Sharli Land-Polanco de Providence, Rhode Island, raconte. Mes parents s’aimaient beaucoup. Un brin candides, ils ont conservé le message d’un « fortune cookie » déballé dans un restaurant asiatique au début de leur mariage: « Vous et votre épouse vivrez heureux ensemble ». Ils le gardaient dans une photo encadrée où on les voyait tous les deux, souriants, sur une plage. J’ai toujours aimé cette photo et la prédiction du biscuit semblait se réaliser: durant vingt-six ans, mes parents ont été heureux ensemble. Puis, le cancer a emporté ma mère. Très vite, tout juste cinq semaines après mon mariage. Mon père et moi étions dévastés. Après son enterrement, toute la famille s’est réunie dans un restaurant vietnamien. Pour parler de ma mère, bien sûr, et échanger des souvenirs; un moment doux-amer. Après le dîner, nous avons déballé nos « fortune cookies ». Dans la papillote de mon mari se trouvait cette prédiction: « Vous et votre épouse vivrez heureux ensemble »! Nous la conservons précieusement dans une photo encadrée de nous deux, souriants, le jour de notre mariage.

 

Deuxième histoire
Thème: La mort
Titre: Harrisburg

Rabdee Rosenfeld de Egg Harbor Township, New Jersey, raconte. 27 août 1996, mon père subit une rupture d’anévrisme au cerveau. Conduit à l’hôpital et opéré, les médecins ne pensent pas qu’il survivra. Il survit. Les médecins lui posent des questions pour savoir s’il va bien. Quel âge avez-vous? En quelle année sommes-nous? Qui est président des États-Unis? Il répond correctement à toutes les questions. Sauf une: Où habitez-vous? Il répond: Harrisburg, Pennsylvanie. Or, notre maison se trouve à Egg Harbor Township au New Jersey. La semaine suivante, il semble aller mieux puis rechute. Les médecins déclarent peu après la mort cérébrale. Une infirmière se présente à ma mère et moi. Elle nous parle de dons d’organes. Que le cœur de mon père pourrait donner à quelqu’un d’autre la chance de prolonger sa vie. Une semaine après l’enterrement, nous reçûmes une lettre de l’institution qui gérait les dons d’organes. On nous donnait des informations sur le receveur, d’où il était et comment il allait: « Un homme de 53 ans, père de 3 enfants, a reçu le cœur de Raymond Rosenfeld (mon père). Il habite Harrisburg, Pennsylvanie ». Des frissons me parcoururent. Je crois que mon père savait qu’il allait mourir, et je crois aussi qu’il savait que son cœur ne mourrait pas avec lui.
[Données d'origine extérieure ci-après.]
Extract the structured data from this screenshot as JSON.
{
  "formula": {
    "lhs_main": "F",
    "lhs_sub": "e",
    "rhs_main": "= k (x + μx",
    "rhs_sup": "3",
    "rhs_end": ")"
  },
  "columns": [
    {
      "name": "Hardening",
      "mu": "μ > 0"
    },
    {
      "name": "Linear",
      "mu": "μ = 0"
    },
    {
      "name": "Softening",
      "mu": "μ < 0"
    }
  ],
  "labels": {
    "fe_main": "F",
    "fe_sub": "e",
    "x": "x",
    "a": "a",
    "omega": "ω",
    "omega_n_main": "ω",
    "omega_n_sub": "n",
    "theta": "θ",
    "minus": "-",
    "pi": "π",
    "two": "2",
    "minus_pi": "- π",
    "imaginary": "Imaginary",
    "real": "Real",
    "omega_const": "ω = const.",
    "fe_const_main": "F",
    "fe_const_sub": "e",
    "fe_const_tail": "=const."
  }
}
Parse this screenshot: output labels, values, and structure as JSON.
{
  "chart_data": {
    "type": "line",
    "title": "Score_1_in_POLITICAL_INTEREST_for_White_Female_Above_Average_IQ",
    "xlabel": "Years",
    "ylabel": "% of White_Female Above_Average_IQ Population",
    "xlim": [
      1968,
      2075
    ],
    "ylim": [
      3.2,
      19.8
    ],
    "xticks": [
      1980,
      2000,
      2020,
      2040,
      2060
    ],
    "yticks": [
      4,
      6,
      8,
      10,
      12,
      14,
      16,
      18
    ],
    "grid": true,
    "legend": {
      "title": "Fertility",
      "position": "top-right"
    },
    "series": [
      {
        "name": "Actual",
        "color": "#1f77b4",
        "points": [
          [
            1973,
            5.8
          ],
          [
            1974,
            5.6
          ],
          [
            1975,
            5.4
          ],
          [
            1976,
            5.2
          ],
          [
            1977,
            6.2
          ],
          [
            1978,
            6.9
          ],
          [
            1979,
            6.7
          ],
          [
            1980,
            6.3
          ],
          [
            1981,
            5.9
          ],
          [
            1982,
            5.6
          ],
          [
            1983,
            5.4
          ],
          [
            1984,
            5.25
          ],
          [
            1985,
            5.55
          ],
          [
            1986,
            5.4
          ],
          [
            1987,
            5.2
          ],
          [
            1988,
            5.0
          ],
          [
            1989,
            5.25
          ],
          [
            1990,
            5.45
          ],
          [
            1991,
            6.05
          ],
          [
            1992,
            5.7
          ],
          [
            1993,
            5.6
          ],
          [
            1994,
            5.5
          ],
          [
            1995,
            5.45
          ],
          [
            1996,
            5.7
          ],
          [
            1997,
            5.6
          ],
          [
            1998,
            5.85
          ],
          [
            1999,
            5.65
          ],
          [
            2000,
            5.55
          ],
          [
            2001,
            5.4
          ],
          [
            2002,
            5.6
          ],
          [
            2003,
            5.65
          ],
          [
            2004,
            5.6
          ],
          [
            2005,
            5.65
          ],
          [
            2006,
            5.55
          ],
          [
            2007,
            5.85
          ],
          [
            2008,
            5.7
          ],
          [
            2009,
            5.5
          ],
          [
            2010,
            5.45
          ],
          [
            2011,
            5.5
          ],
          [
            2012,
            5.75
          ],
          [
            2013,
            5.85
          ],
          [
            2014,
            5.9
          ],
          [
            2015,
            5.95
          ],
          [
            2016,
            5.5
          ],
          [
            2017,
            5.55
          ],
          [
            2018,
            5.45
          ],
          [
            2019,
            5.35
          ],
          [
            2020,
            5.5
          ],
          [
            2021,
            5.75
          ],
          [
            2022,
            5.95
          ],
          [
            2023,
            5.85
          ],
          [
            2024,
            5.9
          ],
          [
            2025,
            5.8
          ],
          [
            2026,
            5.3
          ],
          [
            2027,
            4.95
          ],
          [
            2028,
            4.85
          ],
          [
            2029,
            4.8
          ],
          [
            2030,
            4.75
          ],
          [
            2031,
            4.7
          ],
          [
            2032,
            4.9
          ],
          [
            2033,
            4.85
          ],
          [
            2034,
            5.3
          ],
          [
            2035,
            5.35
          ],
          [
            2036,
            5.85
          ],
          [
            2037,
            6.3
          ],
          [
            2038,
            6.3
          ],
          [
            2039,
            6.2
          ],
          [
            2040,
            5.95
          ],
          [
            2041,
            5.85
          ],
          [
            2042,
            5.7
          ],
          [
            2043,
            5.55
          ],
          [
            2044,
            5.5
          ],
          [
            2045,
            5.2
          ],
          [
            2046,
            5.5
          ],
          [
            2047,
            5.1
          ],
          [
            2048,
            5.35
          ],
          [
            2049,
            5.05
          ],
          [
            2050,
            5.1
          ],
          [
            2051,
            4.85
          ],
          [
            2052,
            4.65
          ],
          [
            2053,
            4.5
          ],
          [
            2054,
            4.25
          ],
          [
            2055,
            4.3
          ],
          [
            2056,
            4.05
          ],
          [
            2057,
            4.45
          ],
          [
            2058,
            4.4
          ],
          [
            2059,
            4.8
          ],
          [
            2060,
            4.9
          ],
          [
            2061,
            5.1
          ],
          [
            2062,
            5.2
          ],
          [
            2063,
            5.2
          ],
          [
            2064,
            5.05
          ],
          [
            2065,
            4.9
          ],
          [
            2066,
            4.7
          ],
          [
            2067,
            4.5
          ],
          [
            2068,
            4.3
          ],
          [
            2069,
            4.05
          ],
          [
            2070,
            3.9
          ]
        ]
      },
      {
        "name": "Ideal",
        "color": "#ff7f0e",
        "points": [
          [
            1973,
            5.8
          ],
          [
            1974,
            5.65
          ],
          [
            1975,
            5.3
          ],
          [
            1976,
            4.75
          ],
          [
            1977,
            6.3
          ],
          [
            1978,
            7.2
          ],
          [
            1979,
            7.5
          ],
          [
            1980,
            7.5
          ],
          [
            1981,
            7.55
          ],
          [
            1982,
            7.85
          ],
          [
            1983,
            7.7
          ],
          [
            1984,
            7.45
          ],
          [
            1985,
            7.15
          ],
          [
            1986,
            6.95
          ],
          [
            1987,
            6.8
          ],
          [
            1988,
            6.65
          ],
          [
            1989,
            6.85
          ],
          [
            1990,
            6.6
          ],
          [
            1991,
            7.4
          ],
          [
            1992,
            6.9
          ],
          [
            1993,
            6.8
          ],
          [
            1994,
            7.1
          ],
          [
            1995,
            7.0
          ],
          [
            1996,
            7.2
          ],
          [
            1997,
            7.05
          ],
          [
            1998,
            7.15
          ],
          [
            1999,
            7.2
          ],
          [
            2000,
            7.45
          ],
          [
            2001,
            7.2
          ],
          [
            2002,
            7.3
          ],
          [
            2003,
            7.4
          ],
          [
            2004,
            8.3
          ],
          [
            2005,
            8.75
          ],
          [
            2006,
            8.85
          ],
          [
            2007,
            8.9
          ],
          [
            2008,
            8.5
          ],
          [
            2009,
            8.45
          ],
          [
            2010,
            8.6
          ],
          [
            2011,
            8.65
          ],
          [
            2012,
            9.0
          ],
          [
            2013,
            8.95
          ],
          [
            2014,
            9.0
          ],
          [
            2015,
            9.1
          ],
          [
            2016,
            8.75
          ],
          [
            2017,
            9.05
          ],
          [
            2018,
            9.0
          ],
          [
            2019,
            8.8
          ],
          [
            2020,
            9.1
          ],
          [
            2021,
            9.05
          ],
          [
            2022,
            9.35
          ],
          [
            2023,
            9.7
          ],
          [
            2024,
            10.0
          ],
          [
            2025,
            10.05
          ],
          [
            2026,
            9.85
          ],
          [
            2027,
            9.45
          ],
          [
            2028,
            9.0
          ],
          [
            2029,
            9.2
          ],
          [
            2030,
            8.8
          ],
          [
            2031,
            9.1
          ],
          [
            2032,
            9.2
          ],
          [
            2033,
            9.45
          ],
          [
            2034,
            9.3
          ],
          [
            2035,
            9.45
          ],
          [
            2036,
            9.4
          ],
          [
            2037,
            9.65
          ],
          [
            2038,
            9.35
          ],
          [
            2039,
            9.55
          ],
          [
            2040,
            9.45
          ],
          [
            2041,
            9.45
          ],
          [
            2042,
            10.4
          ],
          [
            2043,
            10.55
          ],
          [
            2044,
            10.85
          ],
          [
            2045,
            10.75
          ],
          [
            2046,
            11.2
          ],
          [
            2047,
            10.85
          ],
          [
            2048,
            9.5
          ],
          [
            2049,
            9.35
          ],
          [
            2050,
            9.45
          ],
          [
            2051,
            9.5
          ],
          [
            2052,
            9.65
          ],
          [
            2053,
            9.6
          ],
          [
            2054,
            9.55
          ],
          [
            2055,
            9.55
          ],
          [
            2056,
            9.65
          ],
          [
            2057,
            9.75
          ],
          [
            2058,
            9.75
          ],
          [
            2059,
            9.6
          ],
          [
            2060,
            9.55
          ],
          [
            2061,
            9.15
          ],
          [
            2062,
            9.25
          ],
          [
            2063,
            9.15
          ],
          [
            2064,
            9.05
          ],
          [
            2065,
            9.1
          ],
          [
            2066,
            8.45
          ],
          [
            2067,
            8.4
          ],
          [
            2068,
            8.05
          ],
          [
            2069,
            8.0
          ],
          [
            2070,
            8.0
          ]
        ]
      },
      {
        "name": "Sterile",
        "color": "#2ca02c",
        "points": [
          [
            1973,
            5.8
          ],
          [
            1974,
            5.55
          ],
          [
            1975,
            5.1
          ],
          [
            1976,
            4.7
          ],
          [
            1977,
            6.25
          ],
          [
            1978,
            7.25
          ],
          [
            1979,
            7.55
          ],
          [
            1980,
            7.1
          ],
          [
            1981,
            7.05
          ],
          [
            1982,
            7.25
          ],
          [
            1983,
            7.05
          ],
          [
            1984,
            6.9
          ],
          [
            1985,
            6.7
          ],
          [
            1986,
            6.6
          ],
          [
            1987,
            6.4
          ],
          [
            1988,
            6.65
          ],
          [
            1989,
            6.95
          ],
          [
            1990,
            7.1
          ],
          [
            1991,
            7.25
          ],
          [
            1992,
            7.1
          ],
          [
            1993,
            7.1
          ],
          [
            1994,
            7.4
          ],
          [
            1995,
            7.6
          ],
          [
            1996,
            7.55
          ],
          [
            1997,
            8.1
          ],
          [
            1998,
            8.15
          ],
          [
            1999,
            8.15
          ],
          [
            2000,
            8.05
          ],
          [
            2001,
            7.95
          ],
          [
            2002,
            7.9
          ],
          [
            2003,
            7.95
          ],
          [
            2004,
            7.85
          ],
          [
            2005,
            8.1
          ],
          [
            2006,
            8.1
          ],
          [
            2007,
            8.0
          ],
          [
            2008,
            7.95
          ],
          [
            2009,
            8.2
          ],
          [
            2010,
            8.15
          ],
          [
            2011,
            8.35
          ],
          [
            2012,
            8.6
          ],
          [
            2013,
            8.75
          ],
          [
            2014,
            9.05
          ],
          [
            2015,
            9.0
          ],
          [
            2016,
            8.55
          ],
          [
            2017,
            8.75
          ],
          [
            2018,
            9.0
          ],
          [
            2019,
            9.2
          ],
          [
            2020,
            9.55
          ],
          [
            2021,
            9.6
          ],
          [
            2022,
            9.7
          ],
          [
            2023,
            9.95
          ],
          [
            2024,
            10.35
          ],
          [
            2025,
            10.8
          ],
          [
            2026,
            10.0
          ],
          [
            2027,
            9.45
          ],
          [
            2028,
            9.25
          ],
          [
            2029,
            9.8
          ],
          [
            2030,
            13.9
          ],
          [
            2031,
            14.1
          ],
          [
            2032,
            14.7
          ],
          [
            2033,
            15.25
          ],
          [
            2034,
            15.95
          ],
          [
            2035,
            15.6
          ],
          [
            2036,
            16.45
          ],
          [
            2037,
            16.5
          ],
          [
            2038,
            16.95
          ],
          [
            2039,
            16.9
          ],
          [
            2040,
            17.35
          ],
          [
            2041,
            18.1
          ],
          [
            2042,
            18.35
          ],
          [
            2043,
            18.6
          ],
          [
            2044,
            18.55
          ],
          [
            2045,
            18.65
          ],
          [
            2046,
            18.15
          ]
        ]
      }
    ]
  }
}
Se pourrait-il qu’il ait su qu’il continuerait de vivre à Harrisburg?

 

Troisième histoire
Thème: Les rêves
Titre: L’interprétation des rêves

V. Ferguson-Stewart d’Indianapolis, Indiana, raconte. Enfant tardif, je suis né 20 ans après ma grande sœur. Contrairement à elle, je n’ai jamais connu les parents de mon père; ils sont morts avant ma naissance. Quand j’eus 18 ans, ma sœur me demanda de lui raconter un de mes rêves, disant qu’elle m’en expliquerait la signification. C’était son hobby, l’interprétation des rêves. Je lui parlai alors d’un rêve récurrent, que je faisais tous les deux ou trois mois depuis l’âge de dix ans, et qui devenait chaque fois plus long et plus précis. Dans ce rêve, je suis assis dans une voiture rouge qui roule à travers champs. Sa conductrice, une femme âgée, s’arrête devant une maison blanche à étage. Des marches en ciment ont commencé à s’enfoncer dans le sol. Une vieille balançoire se trouve sur le perron. Je pénètre dans la maison. À gauche, je vois une salle à manger. Devant, un escalier. À droite, un salon peint couleur bourgogne. S’y trouve un bureau à tambour avec une photographie de ma grande sœur, toute jeune, accroupie à côté d’un vieux camion. À l’arrière de la maison, il y a la cuisine qui donne sur la cour ou pend un étendoir à linge. Pendant que je lui racontais mon rêve, je m’aperçus que ma sœur me regardait fixement, l’air stupéfait. Quand je lui demandai de m’en expliquer la signification, elle dit: « Tu as décrit à la perfection la maison de notre grand-mère, jusqu’à ma photo sur le bureau à tambour du salon ». Ma grand-mère est morte trois ans avant ma naissance. Tout de suite après, sa maison fut démolie.